Press Release
April 21, 2022

De Lima favors law banning cops, families from e-sabong business

Re-electionist Senator Leila M. de Lima underscored the need for a legislation banning police officials and their families from being involved in e-sabong operations or any gambling business.

De Lima said the new e-sabong franchises acquired by police officials or their families will only result in the further corruption of the entire police force under the veneer of engaging in a legitimate business.

"PNP officials and their families should be banned from holding any interest in E-sabong or any gambling business. This must be one of the proposals for legislation after a PNP official - the NCRPO Drug Enforcement Unit Chief - admitted before the Senate Committee on Public Order and Dangerous Drugs that his wife is a shareholder of a company engaged in E-sabong," she said in her Dispatch from Crame No.1250.

"This reality of police officials having vested interests in gambling businesses presents a new scourge to our social order, simply because of the glaring conflict of interest in a situation where our peace officers and law enforcers will prioritize the protection of their own business interests over the performance of their duty to serve and protect the citizenry," she added.

Before the Senate Committee on Public Order and Dangerous Drugs ended its probe last April 18 on the missing persons allegedly involved in e-sabong, Sen. Ronald "Bato" dela Rosa said they received information that the wife of Police Lt. Col. Ryan Jay Orapa, the NCRPO Drug Enforcement Unit Chief, is a shareholder of POV Security Agency, Inc. which has an existing contract with the Pitmaster Group.

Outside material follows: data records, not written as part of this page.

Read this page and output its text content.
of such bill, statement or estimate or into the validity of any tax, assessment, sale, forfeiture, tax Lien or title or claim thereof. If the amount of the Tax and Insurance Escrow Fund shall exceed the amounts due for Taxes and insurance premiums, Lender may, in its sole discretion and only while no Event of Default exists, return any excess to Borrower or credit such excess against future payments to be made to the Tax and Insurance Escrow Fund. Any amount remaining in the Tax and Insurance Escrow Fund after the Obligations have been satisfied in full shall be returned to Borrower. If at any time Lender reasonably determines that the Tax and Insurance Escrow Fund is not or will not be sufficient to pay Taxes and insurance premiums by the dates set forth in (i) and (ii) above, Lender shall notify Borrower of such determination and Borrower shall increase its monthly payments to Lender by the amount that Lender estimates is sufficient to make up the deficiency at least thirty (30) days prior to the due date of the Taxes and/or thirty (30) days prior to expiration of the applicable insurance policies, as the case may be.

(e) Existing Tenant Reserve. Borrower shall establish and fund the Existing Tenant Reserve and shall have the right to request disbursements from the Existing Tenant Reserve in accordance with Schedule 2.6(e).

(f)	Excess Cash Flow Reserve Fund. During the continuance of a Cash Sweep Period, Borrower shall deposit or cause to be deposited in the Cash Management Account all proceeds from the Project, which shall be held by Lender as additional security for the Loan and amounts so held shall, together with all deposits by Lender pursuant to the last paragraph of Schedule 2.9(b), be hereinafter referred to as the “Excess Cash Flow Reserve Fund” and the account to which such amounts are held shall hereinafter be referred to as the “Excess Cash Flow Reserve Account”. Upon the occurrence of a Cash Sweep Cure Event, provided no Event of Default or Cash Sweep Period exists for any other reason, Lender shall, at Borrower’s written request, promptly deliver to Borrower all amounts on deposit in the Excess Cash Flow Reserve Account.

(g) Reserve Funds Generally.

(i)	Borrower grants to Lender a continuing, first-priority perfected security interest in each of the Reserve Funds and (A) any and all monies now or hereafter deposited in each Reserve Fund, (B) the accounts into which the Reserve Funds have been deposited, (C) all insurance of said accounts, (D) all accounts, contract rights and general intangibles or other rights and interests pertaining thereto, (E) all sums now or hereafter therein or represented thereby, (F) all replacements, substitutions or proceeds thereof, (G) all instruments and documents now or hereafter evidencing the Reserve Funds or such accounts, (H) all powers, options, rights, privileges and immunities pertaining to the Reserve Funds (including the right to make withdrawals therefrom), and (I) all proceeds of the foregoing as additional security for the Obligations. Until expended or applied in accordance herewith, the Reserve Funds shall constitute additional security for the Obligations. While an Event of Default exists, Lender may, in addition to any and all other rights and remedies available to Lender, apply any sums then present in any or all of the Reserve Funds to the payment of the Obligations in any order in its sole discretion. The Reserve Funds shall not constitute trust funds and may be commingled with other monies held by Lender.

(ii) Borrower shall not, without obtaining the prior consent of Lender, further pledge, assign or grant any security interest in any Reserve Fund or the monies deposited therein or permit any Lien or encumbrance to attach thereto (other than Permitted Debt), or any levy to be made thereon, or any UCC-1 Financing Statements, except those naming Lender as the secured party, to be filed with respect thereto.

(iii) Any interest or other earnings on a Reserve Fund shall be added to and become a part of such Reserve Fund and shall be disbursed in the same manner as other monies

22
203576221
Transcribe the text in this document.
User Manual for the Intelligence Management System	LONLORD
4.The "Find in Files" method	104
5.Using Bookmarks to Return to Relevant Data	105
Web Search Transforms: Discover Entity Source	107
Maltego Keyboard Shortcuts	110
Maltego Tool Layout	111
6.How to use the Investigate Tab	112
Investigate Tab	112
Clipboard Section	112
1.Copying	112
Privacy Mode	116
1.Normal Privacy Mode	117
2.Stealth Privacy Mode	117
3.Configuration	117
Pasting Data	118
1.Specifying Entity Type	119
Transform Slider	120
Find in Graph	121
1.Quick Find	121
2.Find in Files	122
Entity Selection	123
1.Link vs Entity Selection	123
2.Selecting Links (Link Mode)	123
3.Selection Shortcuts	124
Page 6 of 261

The Pitmaster Group is a licensed electronic sabong company previously linked to the Lucky 8 Star Quest Inc. of businessman Atong Ang.

Notably, e-sabong has been connected with disappearances, potential killings, and illegal gambling. De Lima was among the first to call for the investigation of the case of the missing sabungeros.

The lady Senator from Bicol said police officials engaged in e-sabong operations is no different from police protection of illegal jueteng operators.

"The police generals and colonels are no longer beholden to the government or to the people they serve, but to the jueteng lords and E-sabong magnates," she said.

"Surely, this will only fast track our descent into becoming a gambling mafia state where the PNP's loyalty is no longer to the people and the country, but to the powerful gambling billionaires who have them in their pockets," she added.

De Lima maintained that there is nothing innocent in a police official or his wife engaging in the business of e-sabong, stressing that the police are supposed to fight crime, not contribute to its proliferation.

"Gambling lords favor recruitment of the police into their business because the latter's law enforcement powers is used to protect what is essentially a socially repugnant but lucrative enterprise that invites the proliferation of other criminal activities and vices. Hence, the conflict of interest," she said.